La Sala de lo Constitucional de la Corte Suprema de Justicia (CSJ) resolvió que las pandillas o maras deben ser consideradas grupos terroristas, así como cualquier organización criminal que atente, atemorice o pongan en peligro los derechos de la población, “independientemente de que tales grupos armados u organizaciones delictivas tengan fines políticos, criminales, económicos (extorsiones, lavado de dinero, narcotráfico, etc.), o de otra índole”, reza la sentencia.

A partir de esta nueva condición, no sólo debería cambiar la forma y las políticas de seguridad del Estado para combatir este nuevo episodio de terrorismo en el país, sino de aumentar la demanda por la contratación de seguros para protegerse de este tipo de riesgo, entre la población, el sector productivo y hasta el mismo Gobierno.

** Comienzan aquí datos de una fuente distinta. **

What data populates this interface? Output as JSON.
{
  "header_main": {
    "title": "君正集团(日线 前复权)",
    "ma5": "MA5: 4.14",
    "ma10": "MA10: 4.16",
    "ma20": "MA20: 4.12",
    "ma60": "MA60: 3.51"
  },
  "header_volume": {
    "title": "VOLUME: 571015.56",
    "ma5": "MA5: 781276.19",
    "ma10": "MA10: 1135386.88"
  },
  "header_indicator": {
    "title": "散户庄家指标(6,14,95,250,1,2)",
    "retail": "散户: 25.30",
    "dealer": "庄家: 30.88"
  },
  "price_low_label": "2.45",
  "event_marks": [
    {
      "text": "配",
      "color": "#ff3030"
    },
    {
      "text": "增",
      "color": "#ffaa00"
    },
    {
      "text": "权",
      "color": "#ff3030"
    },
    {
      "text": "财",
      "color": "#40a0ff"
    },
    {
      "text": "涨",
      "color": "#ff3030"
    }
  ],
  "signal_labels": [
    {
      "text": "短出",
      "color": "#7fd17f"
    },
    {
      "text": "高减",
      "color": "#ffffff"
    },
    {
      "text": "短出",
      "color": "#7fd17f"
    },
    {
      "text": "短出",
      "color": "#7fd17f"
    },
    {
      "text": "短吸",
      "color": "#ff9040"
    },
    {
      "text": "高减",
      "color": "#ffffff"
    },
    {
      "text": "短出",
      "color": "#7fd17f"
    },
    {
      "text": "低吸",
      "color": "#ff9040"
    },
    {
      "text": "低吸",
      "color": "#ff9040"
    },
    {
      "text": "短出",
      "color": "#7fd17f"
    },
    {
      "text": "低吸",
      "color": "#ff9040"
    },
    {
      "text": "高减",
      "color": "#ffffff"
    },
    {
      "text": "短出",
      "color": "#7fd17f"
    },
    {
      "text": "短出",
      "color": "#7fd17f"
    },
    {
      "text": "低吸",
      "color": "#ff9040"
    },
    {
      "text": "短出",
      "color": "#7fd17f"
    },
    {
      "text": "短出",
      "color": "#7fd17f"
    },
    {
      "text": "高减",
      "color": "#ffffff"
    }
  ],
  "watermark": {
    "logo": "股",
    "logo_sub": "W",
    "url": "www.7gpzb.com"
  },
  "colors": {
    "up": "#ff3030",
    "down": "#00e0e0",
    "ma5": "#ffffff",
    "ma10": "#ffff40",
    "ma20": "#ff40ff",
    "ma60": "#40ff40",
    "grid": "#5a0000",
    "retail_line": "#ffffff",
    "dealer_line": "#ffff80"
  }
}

El gobierno asume la mayor parte de las pérdidas en caso de ataques de grandes proporciones, iniciativa que garantiza que las aseguradoras emitan las pólizas respectivas y las empresas queden cubiertas. En palabras del mercado de seguros, El Salvador se enfrenta a un riesgo que mata y esa nueva condición se llama terrorismo.

A raíz de la sentencia de la Sala de lo Constitucional, la necesidad de coberturas resurge y se prevé que la demanda aumente la participación de mercado entre un 3 y 5%, en los próximos cinco años. Actualmente, las pólizas de incendio incluyen afectación por huelga, daño malicioso y convulsión civil. Se visualiza que las empresas adquieran los anexos de pólizas para protegerse del terrorismo. Los sectores que deberían considerarlas deberían ser hoteles, centros comerciales, restaurantes y todo lo que tenga exposición al público.